Pascal Grünwald als permanente Gefahrenquelle!

Zum Glück für die Violetten stand Pascal Grünwald "nur" gegen einen Neo-Regionalklub im Tor der Austria. Seine permanenten Schwächen bei hohen Bällen in den Strafraum sind inzwischen womöglich noch eklatanter geworden seit seiner langen Verletzungspause. Für mich kann es überhaupt keine Frage geben, ob der Tiroler oder Heinz Lindner die Nr. 1 im Gehäuse am Beginn der neuen Meisterschaftssaison sein soll! Lindner hatte nicht nur eine starke Frühjahrssaison gespielt, auch als Debütant im Nationalteam gegen die Ukraine war ihm kein Fehler unterlaufen!

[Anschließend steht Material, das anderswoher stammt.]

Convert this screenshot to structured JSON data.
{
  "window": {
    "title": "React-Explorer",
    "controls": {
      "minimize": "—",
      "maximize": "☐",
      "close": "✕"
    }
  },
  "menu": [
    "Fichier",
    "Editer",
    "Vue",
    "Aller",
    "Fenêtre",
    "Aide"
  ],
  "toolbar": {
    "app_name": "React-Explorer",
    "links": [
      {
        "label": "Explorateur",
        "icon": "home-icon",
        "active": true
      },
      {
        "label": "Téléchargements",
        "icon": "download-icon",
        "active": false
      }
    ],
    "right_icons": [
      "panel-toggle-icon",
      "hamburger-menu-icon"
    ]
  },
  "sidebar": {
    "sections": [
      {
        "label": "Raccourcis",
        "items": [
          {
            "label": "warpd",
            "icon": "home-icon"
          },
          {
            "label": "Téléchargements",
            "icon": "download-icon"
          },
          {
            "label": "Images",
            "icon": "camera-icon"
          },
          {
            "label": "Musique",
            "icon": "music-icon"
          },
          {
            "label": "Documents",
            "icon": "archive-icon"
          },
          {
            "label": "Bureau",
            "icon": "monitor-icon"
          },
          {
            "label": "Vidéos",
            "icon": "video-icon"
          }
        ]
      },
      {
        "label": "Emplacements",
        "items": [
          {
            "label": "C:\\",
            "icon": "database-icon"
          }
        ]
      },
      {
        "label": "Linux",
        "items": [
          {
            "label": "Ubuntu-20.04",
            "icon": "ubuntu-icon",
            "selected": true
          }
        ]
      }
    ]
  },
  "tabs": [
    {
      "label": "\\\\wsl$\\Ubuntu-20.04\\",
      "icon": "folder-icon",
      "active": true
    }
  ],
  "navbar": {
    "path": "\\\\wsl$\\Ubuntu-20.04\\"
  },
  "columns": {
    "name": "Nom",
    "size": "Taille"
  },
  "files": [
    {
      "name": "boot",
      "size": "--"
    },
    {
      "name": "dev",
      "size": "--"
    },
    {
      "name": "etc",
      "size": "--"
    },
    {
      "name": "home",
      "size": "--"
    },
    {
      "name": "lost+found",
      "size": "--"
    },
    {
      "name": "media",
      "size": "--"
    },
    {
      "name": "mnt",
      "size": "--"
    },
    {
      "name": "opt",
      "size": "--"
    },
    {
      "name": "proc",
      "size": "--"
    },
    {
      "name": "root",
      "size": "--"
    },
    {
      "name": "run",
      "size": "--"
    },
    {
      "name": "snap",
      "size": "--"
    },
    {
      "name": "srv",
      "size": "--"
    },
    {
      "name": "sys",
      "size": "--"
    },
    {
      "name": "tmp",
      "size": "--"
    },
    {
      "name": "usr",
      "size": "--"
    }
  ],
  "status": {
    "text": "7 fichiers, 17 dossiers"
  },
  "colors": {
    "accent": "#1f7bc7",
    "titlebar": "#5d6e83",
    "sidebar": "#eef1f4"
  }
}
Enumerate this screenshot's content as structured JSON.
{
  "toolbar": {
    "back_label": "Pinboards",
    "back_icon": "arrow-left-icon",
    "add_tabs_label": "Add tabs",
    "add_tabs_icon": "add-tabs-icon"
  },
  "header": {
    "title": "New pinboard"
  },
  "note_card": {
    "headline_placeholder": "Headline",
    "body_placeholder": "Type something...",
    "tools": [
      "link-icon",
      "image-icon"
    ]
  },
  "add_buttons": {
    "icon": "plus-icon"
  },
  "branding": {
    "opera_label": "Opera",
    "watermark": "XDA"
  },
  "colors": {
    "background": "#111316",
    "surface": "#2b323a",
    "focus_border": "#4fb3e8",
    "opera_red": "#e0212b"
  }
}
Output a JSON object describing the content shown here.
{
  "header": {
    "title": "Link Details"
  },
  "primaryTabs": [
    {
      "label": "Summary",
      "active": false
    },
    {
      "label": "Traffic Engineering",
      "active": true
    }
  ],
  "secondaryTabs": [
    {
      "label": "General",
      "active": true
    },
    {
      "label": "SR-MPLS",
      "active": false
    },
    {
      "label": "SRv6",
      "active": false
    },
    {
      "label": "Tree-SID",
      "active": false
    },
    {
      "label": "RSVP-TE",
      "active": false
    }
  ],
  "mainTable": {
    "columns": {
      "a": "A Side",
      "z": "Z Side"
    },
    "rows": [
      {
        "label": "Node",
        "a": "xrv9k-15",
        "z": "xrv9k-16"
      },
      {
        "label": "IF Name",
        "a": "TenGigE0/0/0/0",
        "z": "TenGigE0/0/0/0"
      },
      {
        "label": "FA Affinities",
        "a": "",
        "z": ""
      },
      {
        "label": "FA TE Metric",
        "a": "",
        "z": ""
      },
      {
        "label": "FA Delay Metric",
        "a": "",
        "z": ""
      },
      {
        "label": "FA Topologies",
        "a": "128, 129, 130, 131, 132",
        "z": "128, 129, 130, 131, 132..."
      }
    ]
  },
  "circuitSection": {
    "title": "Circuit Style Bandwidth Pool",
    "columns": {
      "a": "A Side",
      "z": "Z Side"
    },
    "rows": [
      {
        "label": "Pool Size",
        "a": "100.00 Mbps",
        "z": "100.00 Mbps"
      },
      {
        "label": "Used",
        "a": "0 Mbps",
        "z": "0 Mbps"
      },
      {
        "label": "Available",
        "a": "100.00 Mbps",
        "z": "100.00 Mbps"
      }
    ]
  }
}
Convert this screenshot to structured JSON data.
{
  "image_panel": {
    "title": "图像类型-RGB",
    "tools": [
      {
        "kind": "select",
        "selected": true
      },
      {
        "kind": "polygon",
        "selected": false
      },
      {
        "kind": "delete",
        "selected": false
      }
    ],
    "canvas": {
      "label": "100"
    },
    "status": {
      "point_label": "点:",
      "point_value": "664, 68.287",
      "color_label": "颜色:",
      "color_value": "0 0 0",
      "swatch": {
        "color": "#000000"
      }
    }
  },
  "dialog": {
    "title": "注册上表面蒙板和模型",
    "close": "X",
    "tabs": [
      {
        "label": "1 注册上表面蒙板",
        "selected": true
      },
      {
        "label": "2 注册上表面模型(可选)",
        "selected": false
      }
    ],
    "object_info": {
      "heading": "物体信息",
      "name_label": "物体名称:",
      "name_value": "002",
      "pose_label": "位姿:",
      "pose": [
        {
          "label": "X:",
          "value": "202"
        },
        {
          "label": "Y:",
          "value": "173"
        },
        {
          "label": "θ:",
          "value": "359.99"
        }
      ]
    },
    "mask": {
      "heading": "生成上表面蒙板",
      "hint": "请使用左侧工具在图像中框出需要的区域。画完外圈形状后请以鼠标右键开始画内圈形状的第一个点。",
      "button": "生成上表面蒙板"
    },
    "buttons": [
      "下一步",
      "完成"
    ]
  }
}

Zudem ist er größer als sein Konkurrent und deshalb beim Abfangen hoher Bälle sicherer. Auf der Linie sind beide gleich stark, aber der "komplettere Keeper" ist für mich Heinz Lindner! Grünwalds Probleme bei hohen Bällen basieren offensichtlich tatsächlich auf seinen für einen Klasse-Tormann fehlenden Zenitmeter! Sie sind dafür verantwortlich, daß er oft orientierungslos durch den Strafraum irrt, hohe Bälle nur kurz wegboxt, statt sie ordentlich aus dem Gefahrenbereich zu bringen, den Ball sogar Gegnern vor die Füße lenkt oder einfach auf der Linie picken bleibt und hofft, daß ein Verteidiger im Sprung das Schlimmste verhindern kann.

Also: Wenn die Austria wirklich die internationale Bühne als höchstes sportliches Ziel formuliert, dann muß ein absolut verläßlicher Mann zwischen den Pfosten stehen: Für mich kann das nur Heinz Lindner sein. Denn Pascal Grünwald hat heute, wenn auch unfreiwillig, für "klare Verhältnisse" gesorgt...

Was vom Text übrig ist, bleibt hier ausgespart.